Une situation à peu près semblable s’était produite au vie siècle avant Jésus-Christ chez les Grecs, peuple essentiellement manufacturier et commerçant. Solon exprimait la notion fondamentale de cet état économique en disant, dans un de ses distiques moraux, qu’aucune limite fixe n’est posée à la richesse pour les hommes. Aristote, qui nous a conservé cet aphorisme, le conteste à tort, tout en reconnaissant un peu plus loin que la richesse dérivée du commerce peut être développée indéfiniment[1]. Le procédé déductif l’emporte ici chez lui sur l’observation des faits et cette première erreur l’entraîne à méconnaître la qualité que la monnaie a d’emmagasiner la valeur et à ne voir en elle qu’un instrument d’échange[2] ; de là sa

  1. Aristote, Politique, liv. I, chap. iii, §§ 9, 16, 18, 23. Rigoureusement parlant, l’acquisition des richesses, par quelque procédé que ce soit, est limitée comme toutes les choses humaines ; mais quand il s’agit de richesses consistant en métaux précieux et surtout en titres fiduciaires, en crédits en banque (et les gens de ce temps-là en connaissaient parfaitement l’usage), qui représentent des accumulations de services, la limite est si éloignée que l’on peut pratiquement n’en pas tenir compte.
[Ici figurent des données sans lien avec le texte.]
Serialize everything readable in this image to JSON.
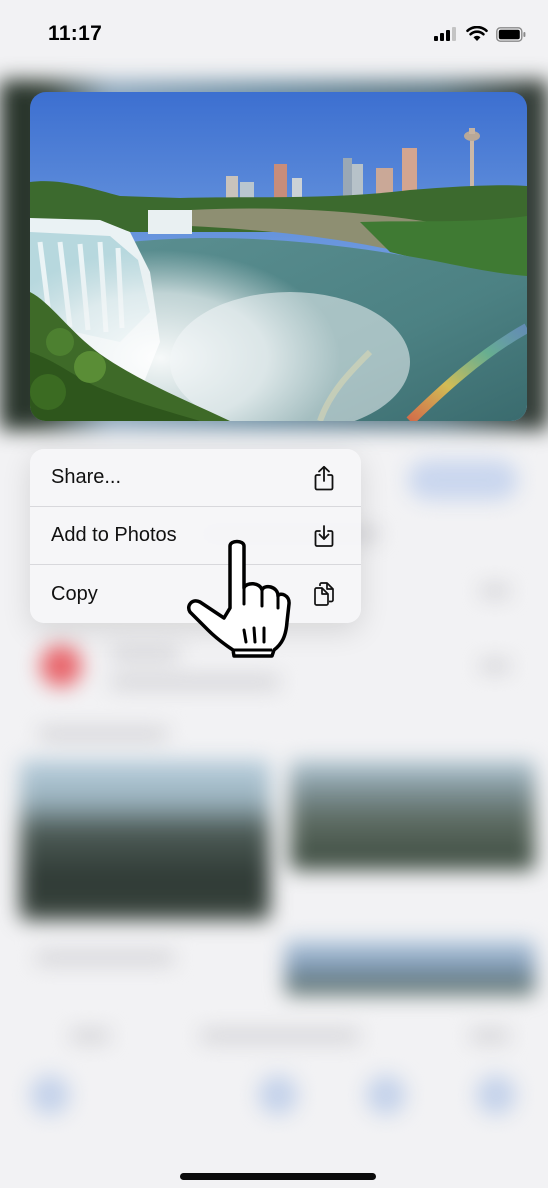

  2. Ibid., §§ 14, 15, 16, 23. Dans la théorie d’Aristote sur la monnaie, il y a une contradiction ; au § 14, la monnaie doit être « une marchandise utile par elle-même » ; au §16 : « l’argent n’est en lui-même qu’une chose absolument vaine n’ayant de valeur que par la loi et non par la nature, puisqu’un changement de convention parmi ceux qui en font usage peut le déprécier complètement et le rendre tout à fait incapable de satisfaire aucun de nos besoins…; » et plus loin, § 23 : « l’argent ne devrait servir qu’à l’échange. » On n’a pas jusqu’ici assez fait attention à cette erreur capitale de la Politique dans la théorie de la monnaie. Elle ne se trouve pas dans le passage de la Morale à Nicomaque, liv. V, chap. v, où Aristote a traité le même sujet.